Figure 8.

TAX1BP1 interacts with RIP1 and negatively regulates RIP1 ubiquitination. (A) 293T cells were transfected with Flag-RIP1 (1 μg), Flag-TRAF6 (1 μg) and GFP-TAX1BP1 (1 μg). After 36 h, cells were lysed and immunoprecipitated with anti-GFP followed by immunoblotting with anti-Flag. Lysates were examined for TAX1BP1 expression by immunoblotting with anti-GFP. RIP1 and TRAF6 were detected by immunoblotting with anti-Flag. (B) TAX1BP1^m/m and TAX1BP1^+/m MEFs were treated with TNF-α (20 ng/ml) as indicated. Cells were lysed and RIP1 was immunoprecipitated with anti-RIP1 followed by immunoblotting with anti-ubiquitin or anti-RIP1. (C) 293T cells were transfected with Flag-A20 (1 μg) and HA-RIP1 (1 μg) together with pCAGGS-TAX1BP1 (0, 0.25, 0.5 and 1 μg).
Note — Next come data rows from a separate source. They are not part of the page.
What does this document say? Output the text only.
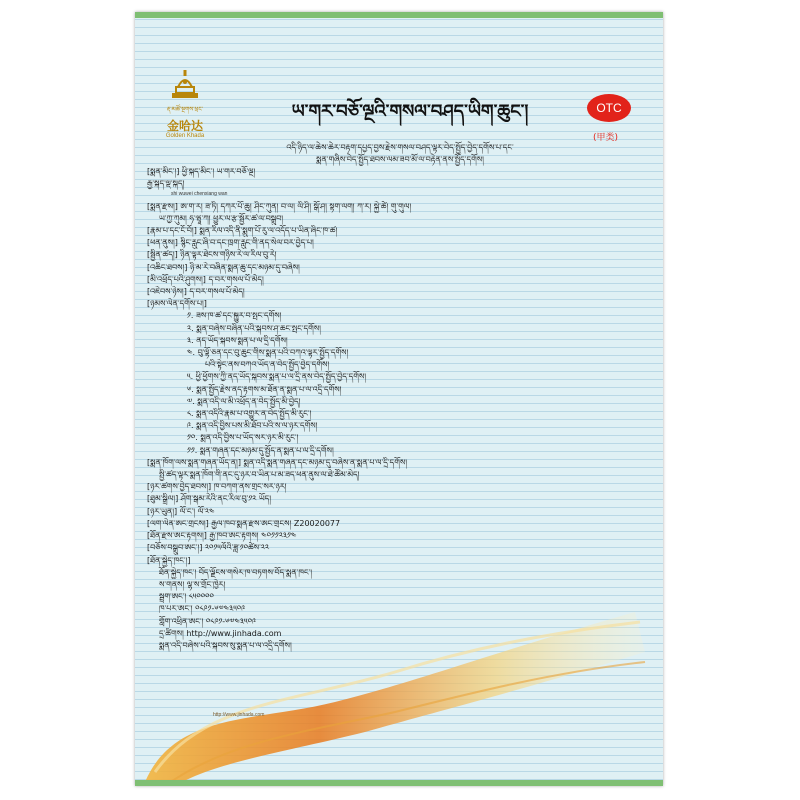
རྡ་མཚོ་སྔགས་ཕྲང་
金哈达
Golden Khada
ཡ་གར་བཅོ་ལྔའི་གསལ་བཤད་ཡིག་ཆུང་།	OTC
(甲类)
འདི་ཉིད་ལ་ཆེས་ཆེར་བརྟག་དཔྱད་བྱས་རྗེས་གསལ་བཤད་ལྟར་བེད་སྤྱོད་བྱེད་དགོས་པ་དང་
སྨན་གཞིས་བེད་སྤྱོད་ཐབས་ལམ་ཟབ་མོ་ལ་བརྟེན་ནས་སྤྱོད་དགོས།
[སྨན་མིང་།] ཕྱི་སྐད་མིང་། ཡ་གར་བཅོ་ལྔ།
རྒྱ་སྐད་ལྡ་སྐད།
shi wuwei chenxiang wan
[སྨན་རྫས།] ཨ་ག་ར། ཟ་ཏི། དཀར་པོ་ཆུ། ཤིང་ཀུན། བ་ལ། ལི་ཤི། སྒོ་ཤ། སྟག་ལག། ཀ་ར། སྐྱེ་ཚེ། གུ་གུལ།
ཡ་ཀྱ་ཀུམ། ཧ་ཝཱ་ཀ། ཕྱུར་ལ་རྩ་སྦྱོར་ཚ་ལ་བསྒྲུབ།
[རྣམ་པ་དང་ངོ་བོ།] སྨན་རིལ་འདི་ནི་སྨུག་པོ་རུ་ལ་འདོད་པ་ཡིན་ཞིང་ཁ་ཚ།
[ཕན་ནུས།] སྙིང་རླུང་ཞི་བ་དང་ཁྲག་རླུང་གི་ནད་སེལ་བར་བྱེད་པ།
[སྦྱིན་ཚད།] ཉིན་ལྟར་ཐེངས་གཉིས་རེ་ལ་རིལ་བུ་རེ།
[འཆིང་ཐབས།] ཉི་མ་རེ་བཞིན་སྨན་ཆུ་དང་མཉམ་དུ་བཞེས།
[མི་འཕྲོད་པའི་ཤུགས།] ད་བར་གསལ་པོ་མེད།
[འཇེབས་ཉེས།] ད་བར་གསལ་པོ་མེད།
[ཉམས་ལེན་དགོས་པ།]
༡. ཟས་ཁ་ཚ་དང་སྐྱུར་བ་སྤང་དགོས།
༢. སྨན་བཞེས་བཞིན་པའི་སྐབས་ཤ་ཆང་སྤང་དགོས།
༣. ནད་ཡོད་སྐབས་སྨན་པ་ལ་དྲི་དགོས།
༤. བུ་ལྟོ་ཅན་དང་བུ་ཆུང་གིས་སྨན་པའི་བཀའ་ལྟར་སྤྱོད་དགོས།
པའི་སྟེང་ནས་བཀའ་ཡོད་ན་བེད་སྤྱོད་བྱེད་དགོས།
༥. ཕྱི་ཕྱོགས་ཀྱི་ནད་ཡོད་སྐབས་སྨན་པ་ལ་དྲི་ནས་བེད་སྤྱོད་བྱེད་དགོས།
༦. སྨན་སྤྱོད་རྗེས་ནད་རྟགས་མ་ཐོན་ན་སྨན་པ་ལ་འདྲི་དགོས།
༧. སྨན་འདི་ལ་མི་འཕྲོད་ན་བེད་སྤྱོད་མི་བྱེད།
༨. སྨན་འདིའི་རྣམ་པ་འགྱུར་ན་བེད་སྤྱོད་མི་རུང་།
༩. སྨན་འདི་བྱིས་པས་མི་ཐོབ་པའི་ས་ལ་ཉར་དགོས།
༡༠. སྨན་འདི་བྱིས་པ་ཡོད་སར་ཉར་མི་རུང་།
༡༡. སྨན་གཞན་དང་མཉམ་དུ་སྤྱོད་ན་སྨན་པ་ལ་དྲི་དགོས།
[སྨན་ཁོག་ལས་སྨན་གཞན་ཡོད་ན།] སྨན་འདི་སྨན་གཞན་དང་མཉམ་དུ་བཞེས་ན་སྨན་པ་ལ་དྲི་དགོས།
སྤྱི་ཚད་ལྟར་སྨན་ཁོག་གི་ནང་དུ་ཉར་བ་ཡིན་པ་མ་ཟད་ཕན་ནུས་ལ་ཐེ་ཚོམ་མེད།
[ཉར་ཚགས་བྱེད་ཐབས།] ཁ་བཀག་ནས་གྲང་སར་ཉར།
[ཐུམ་སྒྲིལ།] ཤོག་སྒམ་རེའི་ནང་རིལ་བུ་༡༢ ཡོད།
[ཉར་ཡུན།] ལོ་ང་། ལོ་༢༤
[ལག་ལེན་ཨང་གྲངས།] རྒྱལ་ཁབ་སྨན་རྫས་ཨང་གྲངས། Z20020077
[ཐོན་རྫས་ཨང་རྟགས།] རྒྱ་ཁབ་ཨང་རྟགས། ༤༠༡༡༢༣༡༤
[བཅོས་བསྒྲུབ་ཨང་།] ༢༠༡༥ལོའི་ཟླ་༡༠ཚེས་༢༢
[ཐོན་སྐྱེད་ཁང་།]
ཐོན་སྐྱེད་ཁང་། བོད་ལྗོངས་གསེར་ཁ་བཏགས་བོད་སྨན་ཁང་།
ས་གནས། ལྷ་ས་གྲོང་ཁྱེར།
སྦྲག་ཨང་། ༨༥༠༠༠༠
ཁ་པར་ཨང་། ༠༨༩༡-༦༧༤༣༥༠༩
གློག་འཕྲིན་ཨང་། ༠༨༩༡-༦༧༤༣༥༠༩
དྲ་ཚིགས། http://www.jinhada.com
སྨན་འདི་བཞེས་པའི་སྐབས་སུ་སྨན་པ་ལ་འདྲི་དགོས།
http://www.jinhada.com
After 36 h, cells were lysed and RIP1 was immunoprecipitated with anti-HA followed by immunoblotting with anti-Flag. Lysates were examined for A20, RIP1 and TAX1BP1 expression by immunoblotting with anti-Flag, anti-HA and anti-TAX1BP1, respectively. (D) 293T cells were transfected with Flag-TAX1BP1 together with either control or TAX1BP1 siRNA. (E) 293T cells were transfected with control or TAX1BP1 siRNA. Cells were either untreated or treated with TNF-α (20 ng/ml) for the indicated times. Immunoprecipitations were performed with either anti-control Ig or anti-RIP1 followed by immunoblotting with anti-A20.